Na última quinta-feira (6), o Centro de Treinamento Paralímpico, em São Paulo, abrigou uma homenagem simbólica para reverenciar esse marco. A data não foi escolhida ao acaso; foi exatamente em 6 de agosto de 1976, em Toronto, que a dupla brasileira inaugurou a contagem de pódios do Brasil. Na ocasião, Robson e Luiz Carlos foram competir no basquete em cadeira de rodas, mas acabaram convidados a disputar o lawn bowls no Etobicoke Lawn Bowling Club, superando as expectativas ao conquistar a segunda colocação, ficando atrás apenas dos australianos.
Noêmia Almeida, sobrinha de Robson, descreveu a solenidade como um resgate necessário. Criada pelo tio como filha, ela acompanhou de perto a fundação do Clube do Otimismo, no Rio de Janeiro, em 1958. A instituição surgiu a partir da indenização que Robson recebeu após sofrer um acidente de trabalho em uma fábrica de papéis nos Estados Unidos, que o deixou paraplégico. O local tornou-se um porto seguro para pessoas com deficiência sem recursos para reabilitação.
O suporte era artesanal e dependia inteiramente da insistência de Robson. Segundo familiares, ele batia de porta em porta em gabinetes de deputados para conseguir viabilizar uniformes e passagens para as competições internacionais. Luiz Carlos, o “Curtinho”, hoje com 79 anos e em tratamento de Alzheimer, foi um dos beneficiados pelo Clube do Otimismo e atuava como um escudeiro fiel de Robson, inclusive cuidando do reparo técnico das cadeiras de rodas.

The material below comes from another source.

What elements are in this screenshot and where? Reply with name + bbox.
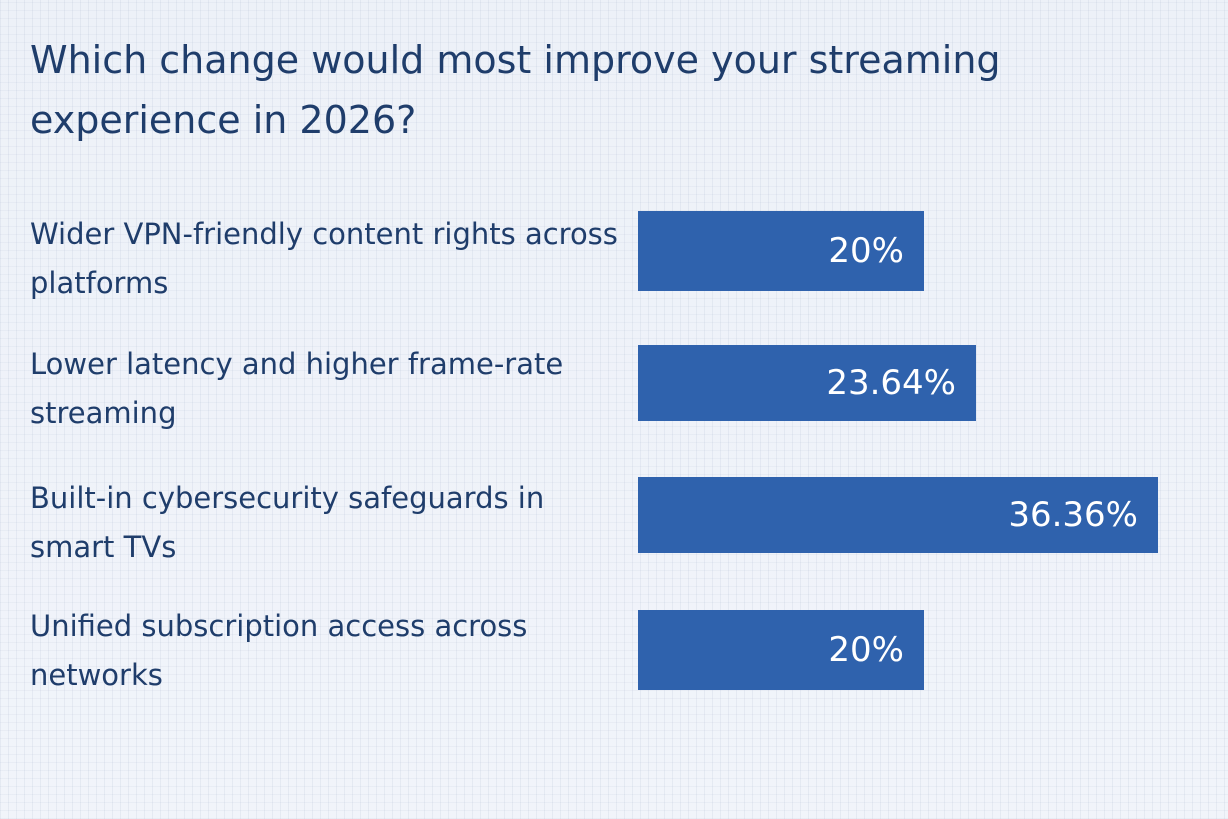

O amadurecimento do setor ocorreu apenas décadas depois. O Comitê Paralímpico Brasileiro (CPB) foi oficializado em 1995, e a posterior inclusão na Lei Pelé, em 1998, pavimentou o caminho para o financiamento estável por meio da Lei Agnelo Piva, de 2001. A destinação de recursos das loterias federais permitiu, em 2016, a criação do CT Paralímpico. A estrutura, consolidada como legado dos Jogos do Rio, hoje atua na formação gratuita de centenas de jovens.
O sonho de Robson, que faleceu em 1987, ia além das pistas. Para a família, a medalha de 1976 representa apenas a superfície de uma luta que incluía a inclusão no mercado de trabalho e a própria visibilidade da pessoa com deficiência na sociedade.